Apart from Rubio, the “gang” leaders on the issue are Sens. Chuck Schumer, D-N.Y.; John McCain, R-Ariz.; and Lindsey Graham, R-S.C., who all argued the legislation is not perfect, but fair and can be modified.
“The border security triggers are tough, but achievable,” Schumer said. “The path-to-citizenship requirements are tough, but reachable.”
The Gang of Eight was publicly backed Thursday by a mix across the political spectrum ranging from AFL-CIO President Richard Trumka to Americans for Tax Reform President Grover Norquist.
Still, those like Vitter argued the nation’s porous border issues must be fixed separately before discussing “citizenship.”
He spoke out against any comprehensive approach, like the last time Congress addressed immigration in 1986.
“We’re very concerned that this bill is the same fundamentally flawed model from the past. It’s an immediate amnesty with promises of enforcement,” Vitter said. “We’ve tried that model before and it’s failed miserably before. We all want to solve this problem and not continue it, not perpetuate it.”
The legislation would allow many of the nation’s 11 million illegal immigrants to obtain “registered provisional immigrant status” about six months after the bill becomes law.
“Almost all of the illegals we’re talking about, at the front end, get a new legal status … before anything is measured or before anything is for sure,” Vitter said.
Vitter also brought out border sheriffs and Immigration and Customs Enforcement agents, who complained about the alleged lack of border enforcement under President Barack Obama.
Sen. Mary Landrieu, D-La., said she wants to tackle immigration reform but that she still has to review the legislation as proposed before she can decide whether she will support it.
“We most certainly need immigration reform,” Landrieu said Thursday. “The economy really depends on us getting it fixed.”
The 844-page bill would require the Department of Homeland Security to develop a border-security plan within six months that will allow for the use of automated drones, about 3,500 new Customs agents, additional border fencing and more manpower from the National Guard.
The legislation creates goals of 100 percent surveillance of the Mexican border and to catch or turn back 90 percent of those attempting to cross illegally. If those goals are not met in five years, then a Southern Border Security Commission would be formed to fix the remaining issues.
The plans must be in place before any illegal immigrants can receive green cards.
Once the border security plans are finalized, many of those living in the U.S. illegally can then obtain “registered provisional immigrant status” if they have lived in the country continuously since before 2012.
They must pass criminal background checks to receive the status and pay a $500 fine. The status allows them to live and work legally in the country but without receiving federal benefits.
After 10 years in provisional status, immigrants can seek a green card and eventually apply for citizenship if they are up-to-date on their income taxes and pay a $1,000 fine. They also must meet work requirements and learn English. Those brought to the country as children would be able to get green cards in five years and citizenship immediately thereafter.

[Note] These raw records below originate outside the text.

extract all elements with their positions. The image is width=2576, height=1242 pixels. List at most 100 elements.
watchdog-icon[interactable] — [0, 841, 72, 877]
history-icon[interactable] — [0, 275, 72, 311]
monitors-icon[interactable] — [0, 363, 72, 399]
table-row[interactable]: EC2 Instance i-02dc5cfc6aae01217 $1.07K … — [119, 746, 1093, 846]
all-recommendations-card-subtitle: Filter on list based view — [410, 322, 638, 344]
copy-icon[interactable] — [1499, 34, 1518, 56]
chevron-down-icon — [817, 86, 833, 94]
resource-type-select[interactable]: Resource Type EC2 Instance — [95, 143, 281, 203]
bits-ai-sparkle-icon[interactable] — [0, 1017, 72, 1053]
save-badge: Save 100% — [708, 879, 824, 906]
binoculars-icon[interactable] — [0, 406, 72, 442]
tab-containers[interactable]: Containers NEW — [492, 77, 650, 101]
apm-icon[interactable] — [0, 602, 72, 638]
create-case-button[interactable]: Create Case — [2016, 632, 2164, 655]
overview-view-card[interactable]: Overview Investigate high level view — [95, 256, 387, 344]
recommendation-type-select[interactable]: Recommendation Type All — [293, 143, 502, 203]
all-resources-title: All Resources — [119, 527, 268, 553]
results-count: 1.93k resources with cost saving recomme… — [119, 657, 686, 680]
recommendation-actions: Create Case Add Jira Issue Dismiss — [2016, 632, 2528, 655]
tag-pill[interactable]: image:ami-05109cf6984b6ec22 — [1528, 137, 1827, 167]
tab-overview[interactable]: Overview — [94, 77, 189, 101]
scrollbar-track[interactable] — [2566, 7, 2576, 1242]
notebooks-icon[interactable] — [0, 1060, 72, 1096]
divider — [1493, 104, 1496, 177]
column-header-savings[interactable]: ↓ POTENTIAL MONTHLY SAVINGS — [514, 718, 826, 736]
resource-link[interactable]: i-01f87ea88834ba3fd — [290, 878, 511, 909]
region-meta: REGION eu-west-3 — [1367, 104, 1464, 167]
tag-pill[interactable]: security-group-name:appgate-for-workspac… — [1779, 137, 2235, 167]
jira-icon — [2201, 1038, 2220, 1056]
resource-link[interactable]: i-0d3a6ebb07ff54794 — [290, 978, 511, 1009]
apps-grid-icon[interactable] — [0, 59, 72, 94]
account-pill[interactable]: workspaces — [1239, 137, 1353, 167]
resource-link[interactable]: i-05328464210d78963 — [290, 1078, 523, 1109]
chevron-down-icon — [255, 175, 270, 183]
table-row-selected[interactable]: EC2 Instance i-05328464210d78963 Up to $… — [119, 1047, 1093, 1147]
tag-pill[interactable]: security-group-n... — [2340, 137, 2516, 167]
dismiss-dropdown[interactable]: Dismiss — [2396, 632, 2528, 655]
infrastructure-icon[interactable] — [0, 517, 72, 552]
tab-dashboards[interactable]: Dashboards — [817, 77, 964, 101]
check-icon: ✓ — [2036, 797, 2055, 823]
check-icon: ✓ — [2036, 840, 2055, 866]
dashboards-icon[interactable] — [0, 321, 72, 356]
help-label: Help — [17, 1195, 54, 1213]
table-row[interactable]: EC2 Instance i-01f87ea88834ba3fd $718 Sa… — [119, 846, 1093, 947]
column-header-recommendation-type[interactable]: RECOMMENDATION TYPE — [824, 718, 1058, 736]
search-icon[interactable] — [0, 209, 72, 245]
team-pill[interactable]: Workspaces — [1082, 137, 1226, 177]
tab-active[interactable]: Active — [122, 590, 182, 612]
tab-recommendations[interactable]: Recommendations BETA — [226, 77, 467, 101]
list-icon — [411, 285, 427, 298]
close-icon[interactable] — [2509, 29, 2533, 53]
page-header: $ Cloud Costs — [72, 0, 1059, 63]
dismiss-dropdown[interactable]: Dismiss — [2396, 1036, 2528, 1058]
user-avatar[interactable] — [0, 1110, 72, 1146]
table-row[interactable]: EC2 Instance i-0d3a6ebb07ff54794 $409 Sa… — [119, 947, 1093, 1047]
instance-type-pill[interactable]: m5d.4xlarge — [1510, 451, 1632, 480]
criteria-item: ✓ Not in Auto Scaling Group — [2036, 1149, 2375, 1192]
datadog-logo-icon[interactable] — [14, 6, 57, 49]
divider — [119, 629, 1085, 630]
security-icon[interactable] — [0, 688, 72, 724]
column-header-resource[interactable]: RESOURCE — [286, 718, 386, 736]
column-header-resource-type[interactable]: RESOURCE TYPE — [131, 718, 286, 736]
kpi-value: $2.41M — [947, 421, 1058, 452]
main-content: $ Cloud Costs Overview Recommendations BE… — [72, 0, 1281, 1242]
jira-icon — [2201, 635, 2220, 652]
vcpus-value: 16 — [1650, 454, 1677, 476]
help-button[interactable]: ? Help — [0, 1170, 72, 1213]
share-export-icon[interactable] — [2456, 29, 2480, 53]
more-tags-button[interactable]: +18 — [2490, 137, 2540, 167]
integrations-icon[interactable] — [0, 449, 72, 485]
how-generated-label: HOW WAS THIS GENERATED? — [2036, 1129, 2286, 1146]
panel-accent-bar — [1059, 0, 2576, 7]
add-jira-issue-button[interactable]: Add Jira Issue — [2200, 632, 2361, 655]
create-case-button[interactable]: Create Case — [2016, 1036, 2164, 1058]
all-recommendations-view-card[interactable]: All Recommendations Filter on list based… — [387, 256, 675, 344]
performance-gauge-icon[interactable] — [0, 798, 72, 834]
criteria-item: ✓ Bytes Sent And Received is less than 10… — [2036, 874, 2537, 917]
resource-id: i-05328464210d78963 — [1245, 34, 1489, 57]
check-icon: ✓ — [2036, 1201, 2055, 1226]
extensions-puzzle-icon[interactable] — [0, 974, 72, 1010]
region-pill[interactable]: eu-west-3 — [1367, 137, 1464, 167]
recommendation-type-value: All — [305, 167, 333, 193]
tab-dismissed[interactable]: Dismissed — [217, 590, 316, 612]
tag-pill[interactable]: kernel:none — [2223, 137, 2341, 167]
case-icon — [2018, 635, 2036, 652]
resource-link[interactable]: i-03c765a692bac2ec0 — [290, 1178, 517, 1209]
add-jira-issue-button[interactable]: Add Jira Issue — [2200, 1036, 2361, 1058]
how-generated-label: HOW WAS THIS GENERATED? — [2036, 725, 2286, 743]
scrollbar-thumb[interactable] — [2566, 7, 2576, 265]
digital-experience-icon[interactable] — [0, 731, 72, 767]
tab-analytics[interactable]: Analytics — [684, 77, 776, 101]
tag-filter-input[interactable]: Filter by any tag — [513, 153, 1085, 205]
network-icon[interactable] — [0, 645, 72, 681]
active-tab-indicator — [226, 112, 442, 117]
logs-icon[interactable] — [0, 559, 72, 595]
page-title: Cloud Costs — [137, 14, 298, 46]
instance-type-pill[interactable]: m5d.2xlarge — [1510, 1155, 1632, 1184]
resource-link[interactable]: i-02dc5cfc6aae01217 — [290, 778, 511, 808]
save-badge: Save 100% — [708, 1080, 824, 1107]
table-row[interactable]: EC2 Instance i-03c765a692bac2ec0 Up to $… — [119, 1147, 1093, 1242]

“You’re going to have to earn the right to be an American,” Graham said. “It’s fair, it’s tough, but it’s available.”
Within five years, all employers also must implement the E-Verify program to electronically verify their workers’ legal status. As part of that, noncitizens will be required to show photo identification that must match with a photo in the E-Verify system.
The legislation also lifts the cap on available visas for high-skilled foreign workers and also creates a new agriculture worker visa program.
McCain said the United States is a “nation with a conscience” and that Congress must work to do away with a system that encourages “unscrupulous human traffickers” who leave people for dead in the desert.
But McCain also acknowledged there are political motivations for the Republican Party, which has failed to win the support of many Hispanic voters. Immigration reform would help level the playing field, he said.
“It puts us on a level where we can compete in the battle of ideas,” McCain said. “A little straight talk, right now, we are not competitive.”